LIBERTATEM - capítulo 10
Nem bem tirei os olhos dos mochileiros fujões, vi se aproximar um casal, que assistia a tudo. Examinavam os policiais atordoados e me olhavam, intrigados.
- Isso é coisa sua?
- Posso dizer que sim.
- Como conseguiu esse efeito neles?
- Não posso nem sei explicar.
- Para quem você trabalha? Alguma agência secreta?
- Tá me achando com cara de espião?
- Não, mas pode ser pelego de alguma elite poderosa.
- E um pelego, como diz, tentaria salvar dois tontos da agressão policial?
- É um dos meios das elites para cooptar e escravizar simpatizantes.
- E quais são essas elites?
- Todos os que têm dinheiro, poder.
- Sem exceções?
- Sem exceções.
- Então, se o sujeito ganhar na loteria, passa a ser da elite e mau?
- Claro!
- Vocês não acham isso meio infantil e sem fundamento?
- Informe-se cara! Estude e veja como as informações sempre foram manipuladas. Quem tem acesso a dinheiro sempre acaba se unindo às elites e se aburguesando. Não há burguês bom. Todos devem ser mortos, para o povo assumir seu próprio destino.

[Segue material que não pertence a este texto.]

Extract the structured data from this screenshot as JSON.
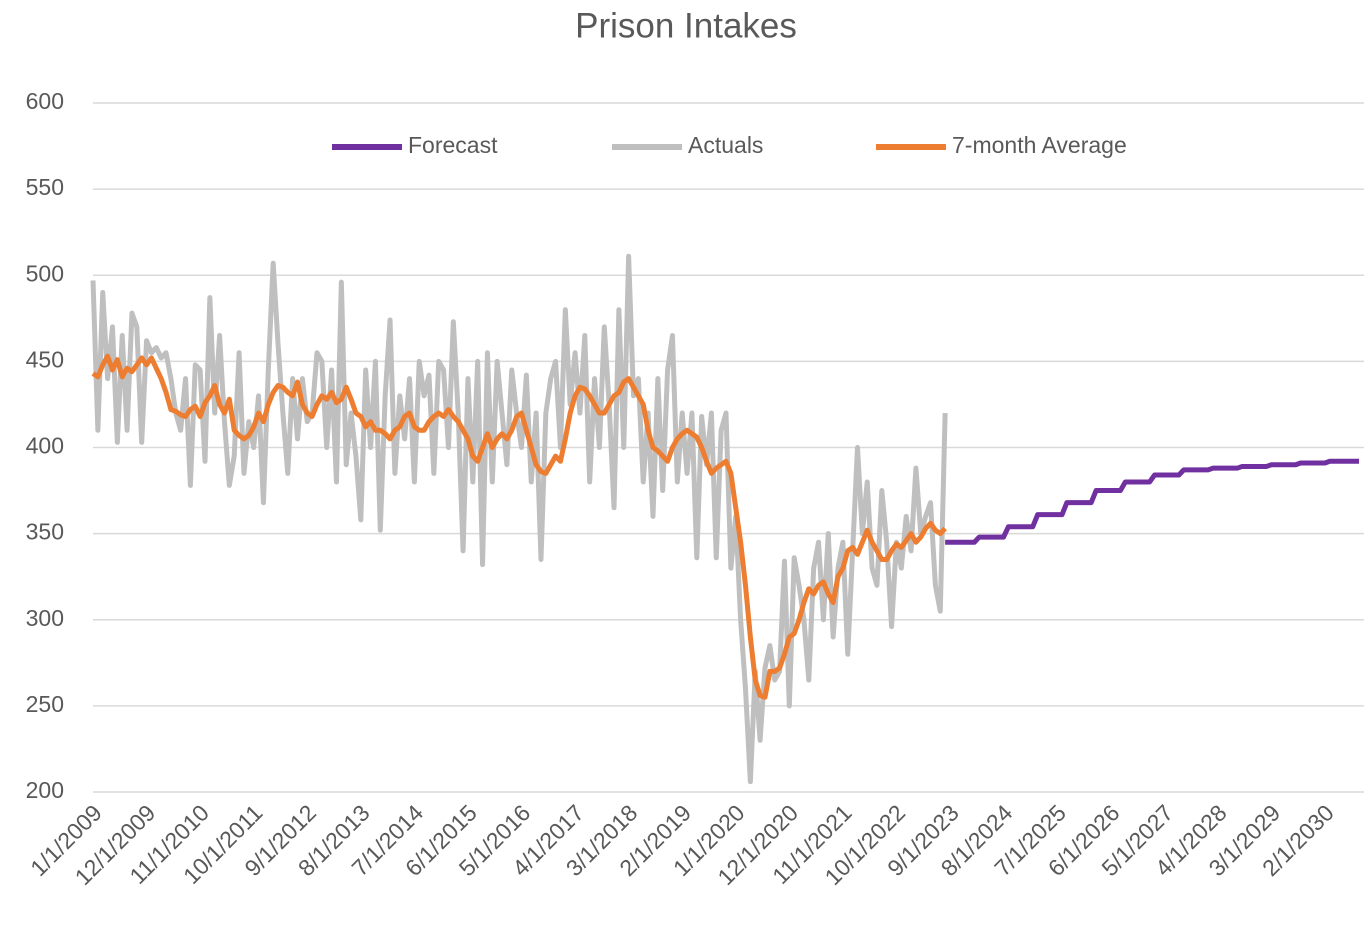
{
  "chart_data": {
    "type": "line",
    "title": "Prison Intakes",
    "categories": [
      "1/1/2009",
      null,
      null,
      null,
      null,
      null,
      null,
      null,
      null,
      null,
      null,
      "12/1/2009",
      null,
      null,
      null,
      null,
      null,
      null,
      null,
      null,
      null,
      null,
      "11/1/2010",
      null,
      null,
      null,
      null,
      null,
      null,
      null,
      null,
      null,
      null,
      "10/1/2011",
      null,
      null,
      null,
      null,
      null,
      null,
      null,
      null,
      null,
      null,
      "9/1/2012",
      null,
      null,
      null,
      null,
      null,
      null,
      null,
      null,
      null,
      null,
      "8/1/2013",
      null,
      null,
      null,
      null,
      null,
      null,
      null,
      null,
      null,
      null,
      "7/1/2014",
      null,
      null,
      null,
      null,
      null,
      null,
      null,
      null,
      null,
      null,
      "6/1/2015",
      null,
      null,
      null,
      null,
      null,
      null,
      null,
      null,
      null,
      null,
      "5/1/2016",
      null,
      null,
      null,
      null,
      null,
      null,
      null,
      null,
      null,
      null,
      "4/1/2017",
      null,
      null,
      null,
      null,
      null,
      null,
      null,
      null,
      null,
      null,
      "3/1/2018",
      null,
      null,
      null,
      null,
      null,
      null,
      null,
      null,
      null,
      null,
      "2/1/2019",
      null,
      null,
      null,
      null,
      null,
      null,
      null,
      null,
      null,
      null,
      "1/1/2020",
      null,
      null,
      null,
      null,
      null,
      null,
      null,
      null,
      null,
      null,
      "12/1/2020",
      null,
      null,
      null,
      null,
      null,
      null,
      null,
      null,
      null,
      null,
      "11/1/2021",
      null,
      null,
      null,
      null,
      null,
      null,
      null,
      null,
      null,
      null,
      "10/1/2022",
      null,
      null,
      null,
      null,
      null,
      null,
      null,
      null,
      null,
      null,
      "9/1/2023",
      null,
      null,
      null,
      null,
      null,
      null,
      null,
      null,
      null,
      null,
      "8/1/2024",
      null,
      null,
      null,
      null,
      null,
      null,
      null,
      null,
      null,
      null,
      "7/1/2025",
      null,
      null,
      null,
      null,
      null,
      null,
      null,
      null,
      null,
      null,
      "6/1/2026",
      null,
      null,
      null,
      null,
      null,
      null,
      null,
      null,
      null,
      null,
      "5/1/2027",
      null,
      null,
      null,
      null,
      null,
      null,
      null,
      null,
      null,
      null,
      "4/1/2028",
      null,
      null,
      null,
      null,
      null,
      null,
      null,
      null,
      null,
      null,
      "3/1/2029",
      null,
      null,
      null,
      null,
      null,
      null,
      null,
      null,
      null,
      null,
      "2/1/2030",
      null,
      null,
      null,
      null,
      null,
      null,
      null
    ],
    "series": [
      {
        "name": "Forecast",
        "color": "#7030a0",
        "values": [
          null,
          null,
          null,
          null,
          null,
          null,
          null,
          null,
          null,
          null,
          null,
          null,
          null,
          null,
          null,
          null,
          null,
          null,
          null,
          null,
          null,
          null,
          null,
          null,
          null,
          null,
          null,
          null,
          null,
          null,
          null,
          null,
          null,
          null,
          null,
          null,
          null,
          null,
          null,
          null,
          null,
          null,
          null,
          null,
          null,
          null,
          null,
          null,
          null,
          null,
          null,
          null,
          null,
          null,
          null,
          null,
          null,
          null,
          null,
          null,
          null,
          null,
          null,
          null,
          null,
          null,
          null,
          null,
          null,
          null,
          null,
          null,
          null,
          null,
          null,
          null,
          null,
          null,
          null,
          null,
          null,
          null,
          null,
          null,
          null,
          null,
          null,
          null,
          null,
          null,
          null,
          null,
          null,
          null,
          null,
          null,
          null,
          null,
          null,
          null,
          null,
          null,
          null,
          null,
          null,
          null,
          null,
          null,
          null,
          null,
          null,
          null,
          null,
          null,
          null,
          null,
          null,
          null,
          null,
          null,
          null,
          null,
          null,
          null,
          null,
          null,
          null,
          null,
          null,
          null,
          null,
          null,
          null,
          null,
          null,
          null,
          null,
          null,
          null,
          null,
          null,
          null,
          null,
          null,
          null,
          null,
          null,
          null,
          null,
          null,
          null,
          null,
          null,
          null,
          null,
          null,
          null,
          null,
          null,
          null,
          null,
          null,
          null,
          null,
          null,
          null,
          null,
          null,
          null,
          null,
          null,
          null,
          null,
          null,
          null,
          345,
          345,
          345,
          345,
          345,
          345,
          345,
          348,
          348,
          348,
          348,
          348,
          348,
          354,
          354,
          354,
          354,
          354,
          354,
          361,
          361,
          361,
          361,
          361,
          361,
          368,
          368,
          368,
          368,
          368,
          368,
          375,
          375,
          375,
          375,
          375,
          375,
          380,
          380,
          380,
          380,
          380,
          380,
          384,
          384,
          384,
          384,
          384,
          384,
          387,
          387,
          387,
          387,
          387,
          387,
          388,
          388,
          388,
          388,
          388,
          388,
          389,
          389,
          389,
          389,
          389,
          389,
          390,
          390,
          390,
          390,
          390,
          390,
          391,
          391,
          391,
          391,
          391,
          391,
          392,
          392,
          392,
          392,
          392,
          392,
          392
        ]
      },
      {
        "name": "Actuals",
        "color": "#bfbfbf",
        "values": [
          497,
          410,
          490,
          440,
          470,
          403,
          465,
          410,
          478,
          470,
          403,
          462,
          455,
          458,
          452,
          455,
          440,
          420,
          410,
          440,
          378,
          448,
          445,
          392,
          487,
          420,
          465,
          415,
          378,
          395,
          455,
          385,
          415,
          400,
          430,
          368,
          445,
          507,
          460,
          420,
          385,
          440,
          405,
          440,
          415,
          420,
          455,
          450,
          400,
          445,
          380,
          496,
          390,
          420,
          395,
          358,
          445,
          400,
          450,
          352,
          430,
          474,
          385,
          430,
          405,
          440,
          380,
          450,
          430,
          442,
          385,
          450,
          445,
          400,
          473,
          420,
          340,
          440,
          380,
          450,
          332,
          455,
          380,
          450,
          420,
          390,
          445,
          420,
          400,
          442,
          380,
          420,
          335,
          420,
          440,
          450,
          400,
          480,
          425,
          455,
          420,
          465,
          380,
          440,
          400,
          470,
          425,
          365,
          480,
          400,
          511,
          430,
          440,
          380,
          420,
          360,
          440,
          375,
          445,
          465,
          380,
          420,
          385,
          420,
          336,
          418,
          390,
          420,
          336,
          410,
          420,
          330,
          360,
          300,
          260,
          206,
          270,
          230,
          272,
          285,
          265,
          270,
          334,
          250,
          336,
          320,
          300,
          265,
          330,
          345,
          300,
          350,
          290,
          330,
          345,
          280,
          340,
          400,
          350,
          380,
          330,
          320,
          375,
          345,
          296,
          345,
          330,
          360,
          340,
          388,
          350,
          360,
          368,
          320,
          305,
          420,
          null,
          null,
          null,
          null,
          null,
          null,
          null,
          null,
          null,
          null,
          null,
          null,
          null,
          null,
          null,
          null,
          null,
          null,
          null,
          null,
          null,
          null,
          null,
          null,
          null,
          null,
          null,
          null,
          null,
          null,
          null,
          null,
          null,
          null,
          null,
          null,
          null,
          null,
          null,
          null,
          null,
          null,
          null,
          null,
          null,
          null,
          null,
          null,
          null,
          null,
          null,
          null,
          null,
          null,
          null,
          null,
          null,
          null,
          null,
          null,
          null,
          null,
          null,
          null,
          null,
          null,
          null,
          null,
          null,
          null,
          null,
          null,
          null,
          null,
          null,
          null,
          null,
          null,
          null,
          null,
          null,
          null,
          null,
          null,
          null
        ]
      },
      {
        "name": "7-month Average",
        "color": "#ed7d31",
        "values": [
          443,
          441,
          448,
          453,
          445,
          451,
          441,
          446,
          444,
          448,
          452,
          448,
          452,
          446,
          440,
          432,
          422,
          421,
          419,
          418,
          422,
          424,
          418,
          426,
          430,
          436,
          425,
          420,
          428,
          410,
          407,
          405,
          407,
          412,
          420,
          415,
          425,
          432,
          436,
          435,
          432,
          430,
          438,
          425,
          420,
          418,
          425,
          430,
          428,
          432,
          426,
          428,
          435,
          428,
          420,
          418,
          412,
          415,
          410,
          410,
          408,
          405,
          410,
          412,
          418,
          420,
          412,
          410,
          410,
          415,
          418,
          420,
          418,
          422,
          418,
          415,
          410,
          405,
          395,
          392,
          400,
          408,
          400,
          405,
          408,
          405,
          410,
          418,
          420,
          410,
          400,
          390,
          386,
          385,
          390,
          395,
          392,
          405,
          420,
          430,
          435,
          434,
          430,
          425,
          420,
          420,
          425,
          430,
          432,
          438,
          440,
          435,
          430,
          425,
          410,
          400,
          398,
          395,
          392,
          400,
          405,
          408,
          410,
          408,
          406,
          400,
          392,
          385,
          388,
          390,
          392,
          385,
          365,
          345,
          320,
          290,
          265,
          256,
          255,
          270,
          270,
          272,
          280,
          290,
          292,
          300,
          310,
          318,
          315,
          320,
          322,
          315,
          310,
          325,
          330,
          340,
          342,
          338,
          345,
          352,
          345,
          340,
          335,
          335,
          340,
          344,
          342,
          346,
          350,
          345,
          348,
          353,
          356,
          352,
          350,
          353,
          null,
          null,
          null,
          null,
          null,
          null,
          null,
          null,
          null,
          null,
          null,
          null,
          null,
          null,
          null,
          null,
          null,
          null,
          null,
          null,
          null,
          null,
          null,
          null,
          null,
          null,
          null,
          null,
          null,
          null,
          null,
          null,
          null,
          null,
          null,
          null,
          null,
          null,
          null,
          null,
          null,
          null,
          null,
          null,
          null,
          null,
          null,
          null,
          null,
          null,
          null,
          null,
          null,
          null,
          null,
          null,
          null,
          null,
          null,
          null,
          null,
          null,
          null,
          null,
          null,
          null,
          null,
          null,
          null,
          null,
          null,
          null,
          null,
          null,
          null,
          null,
          null,
          null,
          null,
          null,
          null,
          null,
          null,
          null,
          null
        ]
      }
    ],
    "ylim": [
      200,
      600
    ],
    "yticks": [
      200,
      250,
      300,
      350,
      400,
      450,
      500,
      550,
      600
    ],
    "grid": true,
    "legend": "top"
  }
}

- E se todos os burgueses, ricos ou abonados forem mortos, as coisas se ajeitarão?
- Claro! É o único jeito.
- E vocês liderariam o povo? Vão se contentar com pouco dinheiro e nenhuma regalia? Sei de muitos “idealistas” políticos, acadêmicos, militares, funcionários graduados, que ganham bem, têm muita mordomia e sempre querem mais, alegando direitos adquiridos.
- Se têm direitos, podem usufruir deles.
- Mas não é preciso que todo cidadão tenha acesso aos mesmos direitos?
- A massa tem de ser dirigida, controlada, até poder se conduzir por conta própria.
- E quem decide isso?
- Os líderes naturais, que se valem dos princípios sociais justos.
- Os mesmos princípios que os tornam ricos e deixam a massa pobre?
- Isso é temporário. É preciso.
A conversa se estendeu, e me informaram que a liberdade viria aos poucos para o povo, porque como receberam informações e princípios errados, nocivos, retrógrados, teriam de ser doutrinados para entender a nova realidade. Perguntei se a nova realidade seria abrangente, com entendimento completo sobre a natureza, o mundo, os povos, o universo. Nem terminei de falar e já disseram que nem perdesse tempo com tanta prosa, porque só interessava entender a cadeia de comando, como contribuir com os interesses do Estado, participar de todas as atividades exigidas e agir de acordo com as exigências legais da nova ordem.
- E a liberdade? O idealismo? Novas fronteiras de conhecimento?
- Teriam de se adequar aos interesses do Estado.
- E se entrássemos em contato com civilizações extraterrestres?
- Teriam de se aliar ao nosso governo ou seriam consideradas inimigas.
Desisti. Deixei-os falando sozinhos e segui, sentindo-me vazio.
Dividimo-nos em ideologias, tendências, partidos, projetos sociais, mas a estrutura que cultivamos é sempre a mesma: mandantes e mandados, não importando os rótulos. Não há um só caminho para que se atinja o autogoverno, porque todas as iniciativas sempre focam a perpetuação do poder, caso o alcancem. A ideia é ceder liberdades, ajeitar algumas melhorias, investir um pouco nos mais pobres e agradar os mais ricos, apenas para ocupar todos os escaninhos do poder e manter tudo do jeito que sempre foi, só parecendo novidade.
Minha cabeça pesava, pois nunca havia filosofado tanto, nem lamentado a realidade.
Quanto mais observava, menos consistência percebia.